La campionessa italiana, due volte medaglia d'oro ai Giochi Olimpici, è stata invitata dalla presidente della Commissione UE durante il suo discorso in plenaria: "Se sembra impossibile, allora si può fare è il motto di questa Unione"

Bruxelles – Una standing ovation, l’applauso più lungo su oltre un’ora di parole sul presente e il futuro dell’Unione Europea. L’emiciclo del Parlamento Europeo a omaggiare una delle più grandi campionesse italiane dell’ultima generazione. Bebe Vio, schermitrice e due volte medaglia d’oro ai Giochi paralimpici, è stata l’ospite d’onore durante il discorso sullo Stato dell’Unione di oggi (mercoledì 15 settembre), invitata personalmente dalla presidente della Commissione UE, Ursula von der Leyen: “È l’immagine di una generazione, una leader e una paladina dei valori in cui crede. Prendiamola come un esempio e una fonte di ispirazione, perché questa è l’anima dell’Europa”.

La campionessa italiana di fioretto, Bebe Vio

L’elogio della presidente dell’esecutivo comunitario all’atleta italiana è stata la chiusura a effetto di un discorso tanto atteso quanto deludente, ma che ha trovato proprio sul finale un guizzo di audacia. “Bebe ha superato così tanto nonostante la sua giovane età, la sua storia è un contrasto delle avversità“, ha spiegato von der Leyen agli eurodeputati, ricordando che la medaglia d’oro nel fioretto a Tokyo 2020 è arrivata a soli 119 giorni dalle dimissioni da un’operazione chirurgica per cui ha rischiato di morire. “Ce l’ha fatta grazie al talento, la tenacia e un atteggiamento sempre positivo, ma soprattutto applicando il suo credo: se sembra impossibile, allora si può fare“, ha ricordato von der Leyen, abbozzando in un italiano stentato il motto della campionessa di Mogliano Veneto.

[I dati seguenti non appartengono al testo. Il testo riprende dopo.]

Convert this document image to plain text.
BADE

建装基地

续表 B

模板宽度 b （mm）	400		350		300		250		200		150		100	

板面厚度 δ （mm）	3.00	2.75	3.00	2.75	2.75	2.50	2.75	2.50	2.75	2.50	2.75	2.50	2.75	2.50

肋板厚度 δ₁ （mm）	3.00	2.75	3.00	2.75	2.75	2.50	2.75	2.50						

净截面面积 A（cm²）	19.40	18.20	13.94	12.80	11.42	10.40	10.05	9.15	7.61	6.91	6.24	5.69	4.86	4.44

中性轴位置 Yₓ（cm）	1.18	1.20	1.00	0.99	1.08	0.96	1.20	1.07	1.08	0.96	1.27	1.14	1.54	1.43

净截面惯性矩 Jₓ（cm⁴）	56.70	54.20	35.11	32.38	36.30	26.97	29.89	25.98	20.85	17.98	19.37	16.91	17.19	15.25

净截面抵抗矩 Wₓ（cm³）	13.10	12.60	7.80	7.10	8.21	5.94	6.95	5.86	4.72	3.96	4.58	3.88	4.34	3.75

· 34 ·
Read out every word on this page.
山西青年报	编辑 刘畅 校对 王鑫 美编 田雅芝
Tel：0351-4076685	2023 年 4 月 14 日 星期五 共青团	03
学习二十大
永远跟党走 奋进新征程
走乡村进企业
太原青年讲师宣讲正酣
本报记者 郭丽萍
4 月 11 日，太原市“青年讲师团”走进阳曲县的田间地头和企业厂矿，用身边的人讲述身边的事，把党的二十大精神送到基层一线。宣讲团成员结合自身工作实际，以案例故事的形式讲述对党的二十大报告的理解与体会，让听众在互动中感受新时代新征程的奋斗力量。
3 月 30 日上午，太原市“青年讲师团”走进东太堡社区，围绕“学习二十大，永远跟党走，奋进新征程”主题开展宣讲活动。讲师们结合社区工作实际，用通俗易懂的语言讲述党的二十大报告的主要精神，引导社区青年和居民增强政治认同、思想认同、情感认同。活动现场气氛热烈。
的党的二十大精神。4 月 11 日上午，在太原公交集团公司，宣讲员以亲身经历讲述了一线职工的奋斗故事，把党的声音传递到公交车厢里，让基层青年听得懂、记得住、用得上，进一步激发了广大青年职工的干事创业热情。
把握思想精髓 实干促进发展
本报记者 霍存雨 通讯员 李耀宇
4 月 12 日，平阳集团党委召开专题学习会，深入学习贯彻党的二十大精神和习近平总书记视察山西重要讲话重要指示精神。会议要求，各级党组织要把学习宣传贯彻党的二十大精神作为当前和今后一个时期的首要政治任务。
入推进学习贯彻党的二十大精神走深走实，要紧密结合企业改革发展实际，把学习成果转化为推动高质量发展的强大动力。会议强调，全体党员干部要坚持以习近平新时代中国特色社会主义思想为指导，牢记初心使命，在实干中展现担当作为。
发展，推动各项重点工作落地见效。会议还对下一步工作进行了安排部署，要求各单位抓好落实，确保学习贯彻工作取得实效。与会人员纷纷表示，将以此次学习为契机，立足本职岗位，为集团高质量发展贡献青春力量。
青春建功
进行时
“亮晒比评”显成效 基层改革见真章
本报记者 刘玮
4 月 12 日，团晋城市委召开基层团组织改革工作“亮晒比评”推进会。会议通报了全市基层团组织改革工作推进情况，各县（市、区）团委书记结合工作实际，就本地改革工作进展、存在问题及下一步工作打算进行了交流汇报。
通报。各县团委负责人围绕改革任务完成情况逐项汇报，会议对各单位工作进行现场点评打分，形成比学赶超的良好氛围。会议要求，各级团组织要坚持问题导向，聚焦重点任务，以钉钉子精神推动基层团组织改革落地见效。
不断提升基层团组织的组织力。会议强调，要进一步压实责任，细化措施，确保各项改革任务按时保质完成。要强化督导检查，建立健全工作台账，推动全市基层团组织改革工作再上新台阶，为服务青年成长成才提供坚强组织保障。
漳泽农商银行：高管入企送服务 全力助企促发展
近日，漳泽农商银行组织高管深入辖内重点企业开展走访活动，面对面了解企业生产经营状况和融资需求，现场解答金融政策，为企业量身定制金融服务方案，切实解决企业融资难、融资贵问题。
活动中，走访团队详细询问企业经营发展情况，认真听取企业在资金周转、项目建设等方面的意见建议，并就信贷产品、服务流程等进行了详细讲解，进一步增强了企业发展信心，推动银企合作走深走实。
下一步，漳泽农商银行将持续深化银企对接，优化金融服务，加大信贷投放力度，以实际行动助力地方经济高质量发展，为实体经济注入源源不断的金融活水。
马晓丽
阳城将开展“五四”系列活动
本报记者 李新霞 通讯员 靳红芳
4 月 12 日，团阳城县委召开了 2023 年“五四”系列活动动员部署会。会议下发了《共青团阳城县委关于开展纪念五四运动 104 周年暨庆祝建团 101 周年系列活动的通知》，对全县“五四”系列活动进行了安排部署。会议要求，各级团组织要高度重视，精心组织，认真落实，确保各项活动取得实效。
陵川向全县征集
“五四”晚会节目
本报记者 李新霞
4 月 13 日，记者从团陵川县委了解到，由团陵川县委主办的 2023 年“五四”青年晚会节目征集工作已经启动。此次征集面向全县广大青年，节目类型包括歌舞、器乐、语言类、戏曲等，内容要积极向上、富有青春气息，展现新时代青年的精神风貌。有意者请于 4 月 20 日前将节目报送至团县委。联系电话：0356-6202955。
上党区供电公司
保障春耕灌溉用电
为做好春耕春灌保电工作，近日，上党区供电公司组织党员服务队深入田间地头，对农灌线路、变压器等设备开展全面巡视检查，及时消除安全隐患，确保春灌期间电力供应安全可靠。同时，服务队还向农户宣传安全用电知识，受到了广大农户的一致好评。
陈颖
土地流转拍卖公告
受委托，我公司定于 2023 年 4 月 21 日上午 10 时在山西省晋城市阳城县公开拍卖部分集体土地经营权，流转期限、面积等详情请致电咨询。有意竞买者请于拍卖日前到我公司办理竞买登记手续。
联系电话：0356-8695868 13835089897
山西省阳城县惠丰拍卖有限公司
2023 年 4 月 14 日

La capa dell’esecutivo UE ha presentato un parallelismo tra “lo spirito dei fondatori e delle fondatrici dell’Europa” e la nuova generazione di giovani che “hanno cambiato la nostra percezione del possibile e ci hanno dimostrato che si può essere ciò che si desidera e raggiungere tutto ciò in cui si crede”. Le parole di von der Leyen hanno toccato una Bebe Vio evidentemente emozionata, in particolare quando le è stato attribuito il merito di essere stata il punto di riferimento nel “trovare le parole per descrivere l’essenza” dell’Unione Europea: “È più semplice quando le si prendono in prestito da qualcuno che ci fornisce un’ispirazione”, ha sottolineato la presidente della Commissione UE. Prima di lasciare nuovamente spazio a un altro lungo applauso al “nostro futuro, un’Europa più forte insieme”.